Financial accounting

AK COMPUTERS

(Capital Budgeting/Cash Flows)

JAK Computers (JAKC) is a small computer hardware company that assembles

quality components into clone systems at extremely low prices. The company began in

the back room of a local computer supply company that offered disk drives, modems,

cables, and memory upgrades to individuals with sufficient computer knowledge to

expand their own systems with minimal technical assistance. In the process of advising

customers on what components could be added to upgrade their current systems, the two

founding partners realized that they were essentially designing personalized systems and

that there was a significant market for offering their complete systems to first-time

computer buyers as well as individuals interested in moving up to more powerful

systems. The recent progression of Pentium I, Pentium II, Pentium III, and now Pentium

IV chips had left most consumers confused and unsure of what they needed to stay up on

the newest technology without getting caught in a continuous process of upgrading

complete systems every year. JAKC offered a system to meet the customer's current

needs, and the option to upgrade to a more powerful CPU at a later date without replacing

their entire system. In addition, these custom systems could be sold for about one-half

the price of comparable systems from Hewlett Packard, Dell, Compaq, Gateway, and

other major suppliers.

Sales revenues have been increasing rapidly over the last couple of years as

consumers realized that these custom systems were put together with the same high

quality components that were found in those provided by the major suppliers. In fact, the

two founding partners were now selling these systems as fast as they could be assembled

and revenues could not increase any more without a major expansion of operations. This

would include additional facilities, component inventories, and the hiring of both

assembly and sales personnel. Since both partners were educated in computer science

and knew very little about the analysis of business investment, they decided to hire a

student consulting group from a class at the Florida State University to provide them with

a table of cash flows and an accept/reject recommendation.

Since the two partners would retain their current operations as a separate entity,

all of the data that they have provided should be viewed as incremental values. The

following additional information is provided for your analysis.

(1) The venture should be based on a five-year planning horizon since that would be the

length of the facility lease as well as the expected useful life of the required electronics

test equipment and other specialized tools. Additionally, both partners agreed that the

current market was based on the 3+ Ghz Pentium IV technology and that a horizon

17

beyond five years would be very risky given the extreme uncertainty of forthcoming

INTEL research and product introductions.

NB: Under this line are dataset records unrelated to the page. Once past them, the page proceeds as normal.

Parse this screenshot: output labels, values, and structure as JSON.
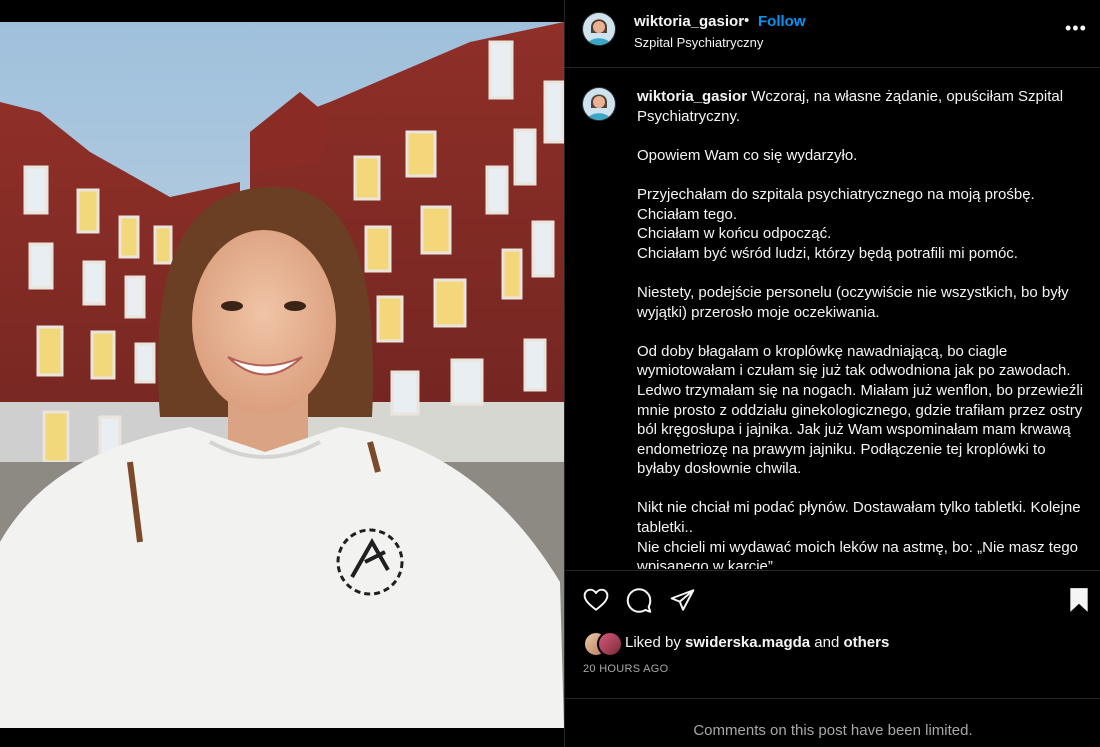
{
  "post": {
    "username": "wiktoria_gasior",
    "separator": "•",
    "follow_label": "Follow",
    "location": "Szpital Psychiatryczny",
    "more_label": "•••"
  },
  "caption": {
    "username": "wiktoria_gasior",
    "paragraphs": [
      "Wczoraj, na własne żądanie, opuściłam Szpital Psychiatryczny.",
      "Opowiem Wam co się wydarzyło.",
      "Przyjechałam do szpitala psychiatrycznego na moją prośbę.\nChciałam tego.\nChciałam w końcu odpocząć.\nChciałam być wśród ludzi, którzy będą potrafili mi pomóc.",
      "Niestety, podejście personelu (oczywiście nie wszystkich, bo były wyjątki) przerosło moje oczekiwania.",
      "Od doby błagałam o kroplówkę nawadniającą, bo ciagle wymiotowałam i czułam się już tak odwodniona jak po zawodach. Ledwo trzymałam się na nogach. Miałam już wenflon, bo przewieźli mnie prosto z oddziału ginekologicznego, gdzie trafiłam przez ostry ból kręgosłupa i jajnika. Jak już Wam wspominałam mam krwawą endometriozę na prawym jajniku. Podłączenie tej kroplówki to byłaby dosłownie chwila.",
      "Nikt nie chciał mi podać płynów. Dostawałam tylko tabletki. Kolejne tabletki..\nNie chcieli mi wydawać moich leków na astmę, bo: „Nie masz tego wpisanego w karcie”"
    ]
  },
  "actions": {
    "like_icon": "heart-icon",
    "comment_icon": "comment-icon",
    "share_icon": "share-icon",
    "save_icon": "bookmark-icon"
  },
  "likes": {
    "prefix": "Liked by ",
    "user": "swiderska.magda",
    "middle": " and ",
    "others": "others"
  },
  "time_ago": "20 HOURS AGO",
  "comments_limited": "Comments on this post have been limited.",
  "colors": {
    "background": "#000000",
    "text": "#f5f5f5",
    "accent": "#0095f6",
    "muted": "#a8a8a8",
    "divider": "#262626"
  }
}
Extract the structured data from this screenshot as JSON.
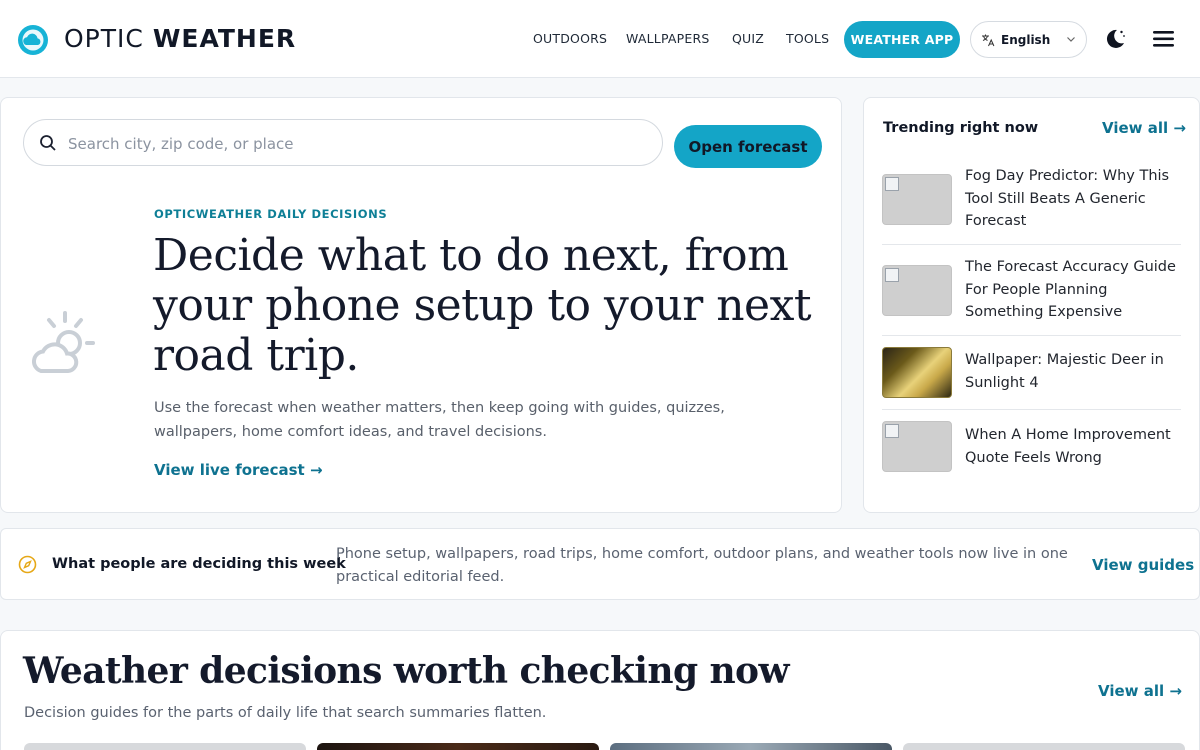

(2) The leased facilities consist of a 20,000 square foot building requiring a $30,000

annual lease.

(3) The specialized equipment and tools as well as the installation modifications will cost

$100,000 and are classified as three-year MACRS property by IRS. It is projected that

these items can be sold for about $18,000 at the end of the five years.

(4) An inventory of required component parts is projected at $60,000 in the first year

building up to a maximum of $90,000 by the end of the second year. Accounts

Receivable are projected at $30,000 in the first year and should reach a maximum of

$50,000 by the end of the second year. Accounts Payable and Accruals are projected at

$25,000 and $20,000 respectively and should reach these levels in the first year. 100% of

working capital will be recovered at the end of this project.

(5) Labor and Salary expense is projected at $130,000 per year.

(6) Utilities expense is projected at about $6,000 per year.

(7) JAKC expects to assemble and sell 600 systems per year at an average price of

$2,000 per system.

(8) The cost of the component parts that will be used in the systems will average about

70 percent of the system price.

(9) The marginal tax rate is 35 percent.

(10) The cost of capital is 11 percent.

In developing your final cash flow table, you have been asked to be extremely

clear in your explanations since you are presenting your analysis and conclusions to

individuals who are not schooled in this type of analysis.